Ao abordar esse fenômeno, percebe-se como a busca pela soberania cibernética, implementada via um isolamento digital forçado, molda a economia política da cibersegurança na Rússia. Em particular, investiga-se o impacto dessa medida tanto no nível doméstico, com suas consequências para a sociedade e à economia russa, quanto no plano internacional, observando a interação com outros países e os efeitos sobre a governança global da internet. Portanto, é imprescindível explorar as dinâmicas complexas entre cibersegurança, política interna e as repercussões geopolíticas dessa nova ordem digital, cujos contornos são cada vez mais evidentes no cenário atual.
II. Cenário Internacional e Isolamento Digital: Impactos da Guerra na Ucrânia
Para avaliar esse cenário, o Global Cybersecurity Index (GCI), um relatório publicado pela International Telecommunication Union (ITU), agência especializada das Nações Unidas, avalia o desempenho dos países em relação à segurança cibernética, o comprometimento e capacidade de diferentes nações em proteger suas infraestruturas digitais e responder a incidentes cibernéticos. Através de uma análise baseada em dados objetivos e indicadores específicos, o GCI classifica os países de acordo com suas políticas, legislação, recursos, colaboração internacional e capacidade técnica em cibersegurança.

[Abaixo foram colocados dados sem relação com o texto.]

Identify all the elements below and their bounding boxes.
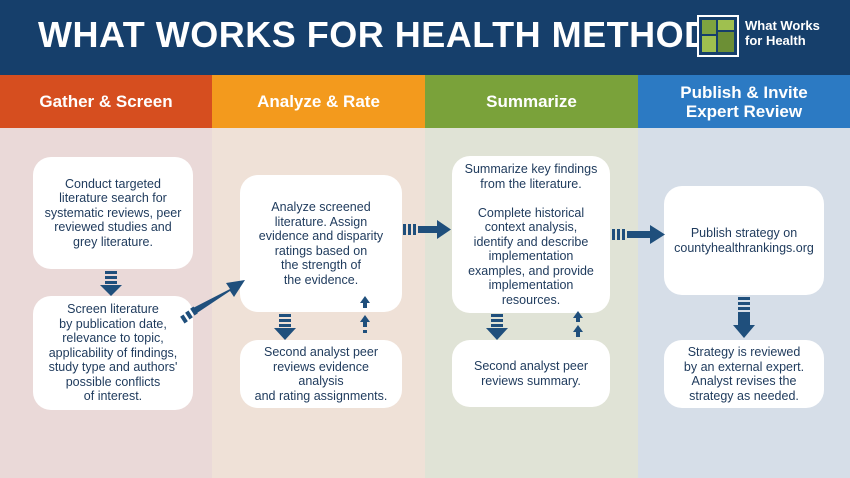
gather-search-box: Conduct targeted literature search for s… (33, 157, 193, 269)
column-bg-publish (638, 128, 850, 478)
publish-review-box: Strategy is reviewed by an external expe… (664, 340, 824, 408)
what-works-logo-icon (697, 15, 739, 57)
page-title: WHAT WORKS FOR HEALTH METHODS (38, 14, 736, 55)
column-header-summarize: Summarize (425, 75, 638, 128)
column-header-gather: Gather & Screen (0, 75, 212, 128)
logo-text: What Works for Health (745, 18, 820, 48)
header-bar: WHAT WORKS FOR HEALTH METHODS What Works… (0, 0, 850, 75)
summarize-main-box: Summarize key findings from the literatu… (452, 156, 610, 313)
publish-main-box: Publish strategy on countyhealthrankings… (664, 186, 824, 295)
analyze-review-box: Second analyst peer reviews evidence ana… (240, 340, 402, 408)
column-header-analyze: Analyze & Rate (212, 75, 425, 128)
column-header-publish: Publish & Invite Expert Review (638, 75, 850, 128)
analyze-main-box: Analyze screened literature. Assign evid… (240, 175, 402, 312)
summarize-review-box: Second analyst peer reviews summary. (452, 340, 610, 407)
gather-screen-box: Screen literature by publication date, r… (33, 296, 193, 410)
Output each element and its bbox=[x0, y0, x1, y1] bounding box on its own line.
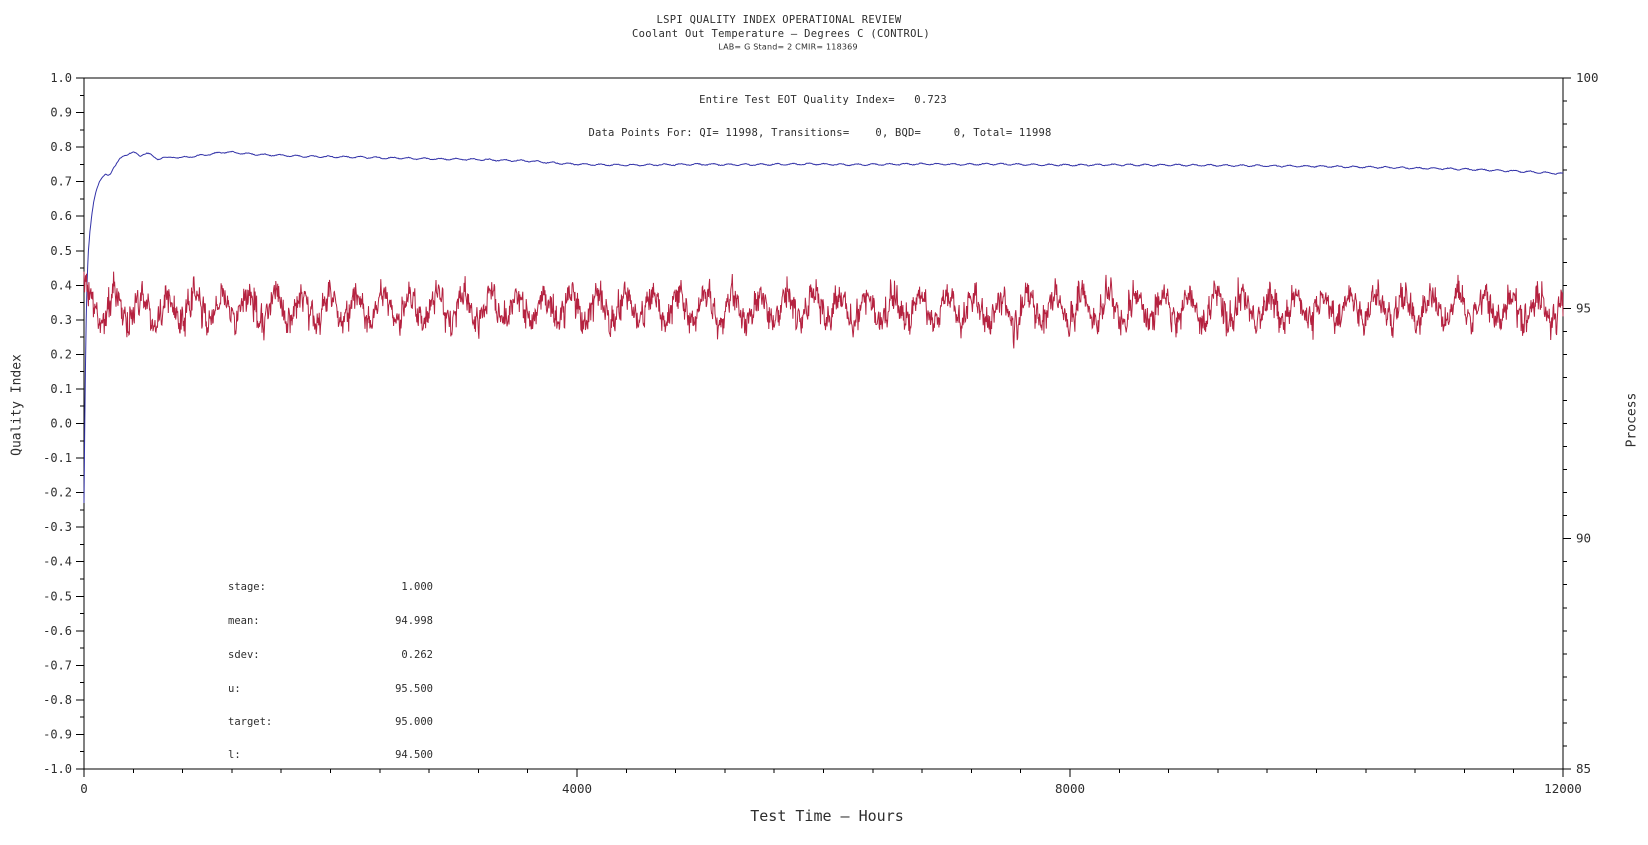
stat-value-u: 95.500 bbox=[395, 683, 433, 695]
svg-text:0.0: 0.0 bbox=[50, 417, 72, 431]
svg-text:0.2: 0.2 bbox=[50, 347, 72, 361]
svg-text:8000: 8000 bbox=[1055, 781, 1085, 796]
svg-text:95: 95 bbox=[1576, 300, 1591, 315]
stat-label-u: u: bbox=[228, 683, 241, 695]
svg-text:0.4: 0.4 bbox=[50, 278, 72, 292]
chart-title-line1: LSPI QUALITY INDEX OPERATIONAL REVIEW bbox=[656, 14, 902, 26]
svg-text:0.5: 0.5 bbox=[50, 244, 72, 258]
x-axis-title: Test Time — Hours bbox=[750, 807, 904, 825]
y-left-axis-title: Quality Index bbox=[9, 354, 25, 456]
svg-text:0.9: 0.9 bbox=[50, 106, 72, 120]
stat-value-sdev: 0.262 bbox=[401, 649, 433, 661]
svg-text:12000: 12000 bbox=[1544, 781, 1582, 796]
svg-text:-0.5: -0.5 bbox=[43, 589, 72, 603]
svg-text:4000: 4000 bbox=[562, 781, 592, 796]
svg-text:-0.8: -0.8 bbox=[43, 693, 72, 707]
svg-text:85: 85 bbox=[1576, 761, 1591, 776]
stat-value-l: 94.500 bbox=[395, 749, 433, 761]
svg-text:-0.4: -0.4 bbox=[43, 555, 72, 569]
svg-text:90: 90 bbox=[1576, 531, 1591, 546]
stat-value-target: 95.000 bbox=[395, 716, 433, 728]
svg-text:0.3: 0.3 bbox=[50, 313, 72, 327]
stat-label-stage: stage: bbox=[228, 581, 266, 593]
svg-text:0.7: 0.7 bbox=[50, 175, 72, 189]
eot-quality-index-annotation: Entire Test EOT Quality Index= 0.723 bbox=[699, 94, 947, 106]
svg-text:-0.7: -0.7 bbox=[43, 658, 72, 672]
svg-text:0: 0 bbox=[80, 781, 88, 796]
chart-title-line2: Coolant Out Temperature — Degrees C (CON… bbox=[632, 28, 930, 40]
svg-text:100: 100 bbox=[1576, 70, 1599, 85]
svg-text:-0.9: -0.9 bbox=[43, 727, 72, 741]
svg-text:0.8: 0.8 bbox=[50, 140, 72, 154]
svg-text:-1.0: -1.0 bbox=[43, 762, 72, 776]
svg-text:0.6: 0.6 bbox=[50, 209, 72, 223]
stat-label-sdev: sdev: bbox=[228, 649, 260, 661]
stat-value-stage: 1.000 bbox=[401, 581, 433, 593]
svg-text:0.1: 0.1 bbox=[50, 382, 72, 396]
data-points-annotation: Data Points For: QI= 11998, Transitions=… bbox=[588, 127, 1052, 139]
svg-text:-0.3: -0.3 bbox=[43, 520, 72, 534]
svg-text:-0.1: -0.1 bbox=[43, 451, 72, 465]
stat-label-target: target: bbox=[228, 716, 273, 728]
svg-text:-0.2: -0.2 bbox=[43, 486, 72, 500]
y-right-axis-title: Process bbox=[1624, 392, 1640, 448]
stat-value-mean: 94.998 bbox=[395, 615, 433, 627]
chart-title-line3: LAB= G Stand= 2 CMIR= 118369 bbox=[718, 42, 858, 52]
svg-text:-0.6: -0.6 bbox=[43, 624, 72, 638]
svg-text:1.0: 1.0 bbox=[50, 71, 72, 85]
stat-label-l: l: bbox=[228, 749, 241, 761]
stat-label-mean: mean: bbox=[228, 615, 260, 627]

Gráfico 1: Níveis de Desempenho por Região
Fonte: Elaboração própria. ITU, 2024
Tabela 1 – GCI resultados: Score e ranking global 2020
Fonte: Elaboração própria. ITU, 2020
Tabela 2 – Tier performance global 2024
Fonte: Elaboração própria. ITU, 2024
Observando a mudança no índice, percebe-se que sua medida alterou-se de ranking para zonas de performance com base no score. Estados Unidos e Reino Unido lideram o índice ao longo desses anos, países como Brasil e Índia subiram de posição, assim como a Ucrânia. A Estônia, por outro lado, assim como a Rússia, tivera uma queda brusca. Tal queda significativa experimentada pela Federação Russa no índice de 2020 para 2024, reflete tanto as sanções internacionais, como também as dificuldades internas em implementar uma infraestrutura de cibersegurança autossuficiente. O conceito de isolamento digital não emergiu como uma consequência direta das sanções impostas ao país após a Guerra na Ucrânia. Esse isolamento, por mais que caracterizado pela exclusão do governo de Moscou das principais infraestruturas e serviços tecnológicos globais, têm origens profundas na natureza de soberania do país, e reflete a visão antiocidental do governo russo. Segundo a imprensa norte-americana New York Times, o objetivo da Rússia na busca por sua soberania digital, e consequentemente o isolamento, é implementar um processo de censura digital mais ambicioso do mundo fora da China.
Como mencionado, esse processo de isolamento digital iniciou-se muito antes da guerra, mas tomou outros rumos como uma ferramenta de manutenção de poder, uma vez que a web passa a ser considerada uma ameaça ao poder do governo. Em Setembro de 2000, o Presidente Vladimir Putin aprovou a Doutrina de Segurança da Informação da Federação Russa inaugurando uma nova perspectiva da internet, assim como novas ameaças são colocadas em foco pelo Kremlin. Essa visão diz respeito em sua essência à internet como uma arma do Ocidente e ameaça à soberania russa, de modo que, em 2014, Putin discursa em São Petersburgo pedindo à Rússia que “lutasse por seus interesses” online e chama a internet de “projeto da CIA”.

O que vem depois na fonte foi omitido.